Maynard’s career bridged the changes in the New York franchise that went from the Titans and Jets in the AFL and into the NFL. Originally drafted by the Giants, he signed with the Titans in 1960 after spending a year in the CFL. Beginning with the 1965 season, Maynard and then-rookie quarterback Joe Namath became one of the AFL’s premier offensive duos. Maynard, who was inducted in the Hall of Fame in 1987, finished his career with 633 receptions for 11,834 yards and 88 touchdowns. His 18.7 yards per catch is the highest for anyone with at least 600 receptions.
Martin was drafted by the Jets’ rivals in New England in 1995, and spent his first three seasons with the Patriots, including his Offensive Rookie of the Year campaign in 1995 and two Pro Bowl seasons.
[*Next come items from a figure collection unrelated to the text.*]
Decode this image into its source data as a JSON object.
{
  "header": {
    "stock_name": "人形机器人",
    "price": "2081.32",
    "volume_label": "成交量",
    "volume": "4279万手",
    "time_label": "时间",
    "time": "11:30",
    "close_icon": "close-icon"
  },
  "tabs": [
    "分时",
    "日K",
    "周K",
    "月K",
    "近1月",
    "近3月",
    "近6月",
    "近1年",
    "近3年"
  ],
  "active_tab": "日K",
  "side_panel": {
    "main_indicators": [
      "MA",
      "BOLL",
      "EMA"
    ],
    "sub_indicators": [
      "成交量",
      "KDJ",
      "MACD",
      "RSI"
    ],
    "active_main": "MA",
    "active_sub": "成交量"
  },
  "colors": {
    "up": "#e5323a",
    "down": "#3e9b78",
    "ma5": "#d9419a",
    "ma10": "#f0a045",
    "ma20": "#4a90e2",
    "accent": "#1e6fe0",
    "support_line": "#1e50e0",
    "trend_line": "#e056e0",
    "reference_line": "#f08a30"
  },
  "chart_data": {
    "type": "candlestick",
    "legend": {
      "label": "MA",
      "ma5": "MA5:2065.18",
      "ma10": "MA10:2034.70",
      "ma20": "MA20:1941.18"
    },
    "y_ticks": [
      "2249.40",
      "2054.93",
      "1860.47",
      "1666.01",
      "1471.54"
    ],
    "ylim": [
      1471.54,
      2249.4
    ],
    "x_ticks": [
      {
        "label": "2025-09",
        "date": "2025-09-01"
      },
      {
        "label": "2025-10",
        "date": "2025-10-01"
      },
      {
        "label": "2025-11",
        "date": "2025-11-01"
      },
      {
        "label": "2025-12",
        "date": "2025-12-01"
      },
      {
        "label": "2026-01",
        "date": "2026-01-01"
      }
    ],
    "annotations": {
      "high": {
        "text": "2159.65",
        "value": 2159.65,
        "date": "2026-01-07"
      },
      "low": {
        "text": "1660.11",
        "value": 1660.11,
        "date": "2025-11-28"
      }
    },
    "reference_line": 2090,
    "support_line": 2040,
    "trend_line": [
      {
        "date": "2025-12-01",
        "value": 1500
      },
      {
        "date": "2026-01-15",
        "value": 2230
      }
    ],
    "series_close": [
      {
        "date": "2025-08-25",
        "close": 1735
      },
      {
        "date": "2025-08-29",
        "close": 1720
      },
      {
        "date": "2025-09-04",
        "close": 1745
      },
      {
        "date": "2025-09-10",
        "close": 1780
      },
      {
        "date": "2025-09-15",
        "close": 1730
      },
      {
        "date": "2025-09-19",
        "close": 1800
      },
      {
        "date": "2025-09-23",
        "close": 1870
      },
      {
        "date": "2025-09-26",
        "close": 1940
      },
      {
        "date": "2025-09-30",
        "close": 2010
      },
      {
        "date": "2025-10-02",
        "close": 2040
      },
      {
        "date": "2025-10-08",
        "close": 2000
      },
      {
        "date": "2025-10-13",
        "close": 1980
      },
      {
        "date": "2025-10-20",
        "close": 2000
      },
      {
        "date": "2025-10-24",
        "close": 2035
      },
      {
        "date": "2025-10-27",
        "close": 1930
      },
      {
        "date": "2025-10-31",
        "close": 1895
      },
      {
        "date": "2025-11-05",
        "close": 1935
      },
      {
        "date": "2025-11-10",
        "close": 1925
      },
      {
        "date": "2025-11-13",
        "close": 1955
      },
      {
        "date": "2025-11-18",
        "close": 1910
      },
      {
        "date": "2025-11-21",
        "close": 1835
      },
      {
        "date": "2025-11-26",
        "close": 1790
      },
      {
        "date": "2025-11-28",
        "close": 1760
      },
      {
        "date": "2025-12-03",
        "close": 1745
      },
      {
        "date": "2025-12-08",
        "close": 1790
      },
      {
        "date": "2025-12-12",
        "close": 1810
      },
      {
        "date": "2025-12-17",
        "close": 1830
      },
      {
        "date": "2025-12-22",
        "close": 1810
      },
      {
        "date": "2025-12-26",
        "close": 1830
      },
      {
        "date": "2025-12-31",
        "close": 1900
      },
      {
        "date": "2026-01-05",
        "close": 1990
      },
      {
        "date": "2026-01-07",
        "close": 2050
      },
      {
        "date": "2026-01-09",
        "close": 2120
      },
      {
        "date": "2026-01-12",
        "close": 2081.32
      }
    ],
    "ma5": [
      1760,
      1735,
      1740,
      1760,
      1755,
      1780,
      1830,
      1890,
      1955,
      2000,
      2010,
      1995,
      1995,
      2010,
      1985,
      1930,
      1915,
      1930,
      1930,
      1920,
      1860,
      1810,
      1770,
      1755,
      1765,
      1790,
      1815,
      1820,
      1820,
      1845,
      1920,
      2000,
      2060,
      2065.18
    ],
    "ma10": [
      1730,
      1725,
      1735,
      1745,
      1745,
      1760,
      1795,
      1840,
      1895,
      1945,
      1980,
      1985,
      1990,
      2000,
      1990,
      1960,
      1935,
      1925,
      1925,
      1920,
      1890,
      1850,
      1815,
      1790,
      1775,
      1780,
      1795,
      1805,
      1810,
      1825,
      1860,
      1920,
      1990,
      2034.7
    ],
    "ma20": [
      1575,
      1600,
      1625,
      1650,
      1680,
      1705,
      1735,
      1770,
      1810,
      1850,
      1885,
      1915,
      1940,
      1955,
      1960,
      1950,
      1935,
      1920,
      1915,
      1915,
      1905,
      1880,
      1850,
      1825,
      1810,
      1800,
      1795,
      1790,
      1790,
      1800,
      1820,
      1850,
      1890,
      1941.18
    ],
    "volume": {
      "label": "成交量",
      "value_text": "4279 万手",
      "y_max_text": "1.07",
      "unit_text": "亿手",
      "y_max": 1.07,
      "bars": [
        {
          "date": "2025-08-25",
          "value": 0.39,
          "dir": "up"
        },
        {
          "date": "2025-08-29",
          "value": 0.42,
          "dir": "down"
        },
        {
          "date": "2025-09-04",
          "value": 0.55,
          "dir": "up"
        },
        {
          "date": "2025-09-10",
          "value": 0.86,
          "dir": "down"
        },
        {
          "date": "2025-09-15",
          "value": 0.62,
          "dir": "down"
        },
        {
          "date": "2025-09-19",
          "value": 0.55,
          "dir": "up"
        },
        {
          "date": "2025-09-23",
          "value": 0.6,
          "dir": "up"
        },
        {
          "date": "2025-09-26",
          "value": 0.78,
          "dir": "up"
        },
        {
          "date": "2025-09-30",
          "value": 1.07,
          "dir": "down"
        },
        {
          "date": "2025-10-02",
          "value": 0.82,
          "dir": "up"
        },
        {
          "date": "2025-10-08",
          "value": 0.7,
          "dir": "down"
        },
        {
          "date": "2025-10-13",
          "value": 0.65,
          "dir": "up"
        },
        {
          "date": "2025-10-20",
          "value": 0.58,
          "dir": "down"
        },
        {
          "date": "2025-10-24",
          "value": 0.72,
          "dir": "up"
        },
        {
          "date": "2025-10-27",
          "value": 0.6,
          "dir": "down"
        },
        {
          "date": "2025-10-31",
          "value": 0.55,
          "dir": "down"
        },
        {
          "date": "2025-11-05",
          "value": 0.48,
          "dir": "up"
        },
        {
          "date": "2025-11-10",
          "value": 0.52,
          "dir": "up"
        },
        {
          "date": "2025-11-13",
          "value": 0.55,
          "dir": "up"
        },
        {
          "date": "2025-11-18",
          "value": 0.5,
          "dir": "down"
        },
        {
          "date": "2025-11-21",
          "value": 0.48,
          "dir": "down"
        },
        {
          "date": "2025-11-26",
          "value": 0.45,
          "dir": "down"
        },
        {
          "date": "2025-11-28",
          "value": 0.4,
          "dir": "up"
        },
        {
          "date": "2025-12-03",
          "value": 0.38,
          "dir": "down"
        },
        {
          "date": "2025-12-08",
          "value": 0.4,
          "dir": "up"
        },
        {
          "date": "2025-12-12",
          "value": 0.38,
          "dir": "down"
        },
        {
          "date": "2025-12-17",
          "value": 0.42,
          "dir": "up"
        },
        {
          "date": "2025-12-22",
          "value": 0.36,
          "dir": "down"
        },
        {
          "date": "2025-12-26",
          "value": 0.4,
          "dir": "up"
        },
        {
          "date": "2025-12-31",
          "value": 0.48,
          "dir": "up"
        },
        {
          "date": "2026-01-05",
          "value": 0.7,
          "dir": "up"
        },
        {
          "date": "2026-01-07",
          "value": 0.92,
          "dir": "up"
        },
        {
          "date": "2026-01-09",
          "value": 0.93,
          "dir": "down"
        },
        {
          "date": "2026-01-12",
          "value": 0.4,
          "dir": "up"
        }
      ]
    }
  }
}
The Jets signed Martin as a free agent after the 1997 season and made him their featured back for the next nine years. He finished his career with 14,101 career rushing yards (fourth all-time), 90 career TDs (12th all-time) and was the oldest player to win an NFL rushing title at 31 with 1,697 yards in 2004.
Klecko was a key member of the Jets’ early-1980s defensive line, better known as the “New York Sack Exchange.” In 1981, Klecko led the NFL with 20.5 sacks and helped lead the Jets to their first playoff appearance since 1969. He was named Defensive Player of the Year that season. Over his remaining years with the Jets, Klecko was moved around from defensive end to tackle and then nose guard, so his sack numbers suffered. But he was considered one of the toughest linemen of his day. He finished his 12-year NFL career in 1988 after playing one season with the Indianapolis Colts.
Gastineau teamed with fellow Jets defensive linemen Joe Klecko, Adbul Salaam and Marty Lyons to form the “New York Sack Exchange” in the early 1980s. Gastineau’s 20 sacks in 1981 fell just .5 behind Klecko’s league-leading total. In 1983, Gastineau led the league with 19 sacks and was named Defensive Player of the Year. Gastineau’s “sack dance” led to the NFL’s banning of those types of celebrations in 1984. In the ’84 season, Gastineau set a then-record 22 sacks (which stood for 17 years) and totaled 69 tackles. He was the MVP of the Pro Bowl that year, again winning Defensive Player honors. Gastineau retired during the 1988 season as the NFL’s career leader in sacks at the time.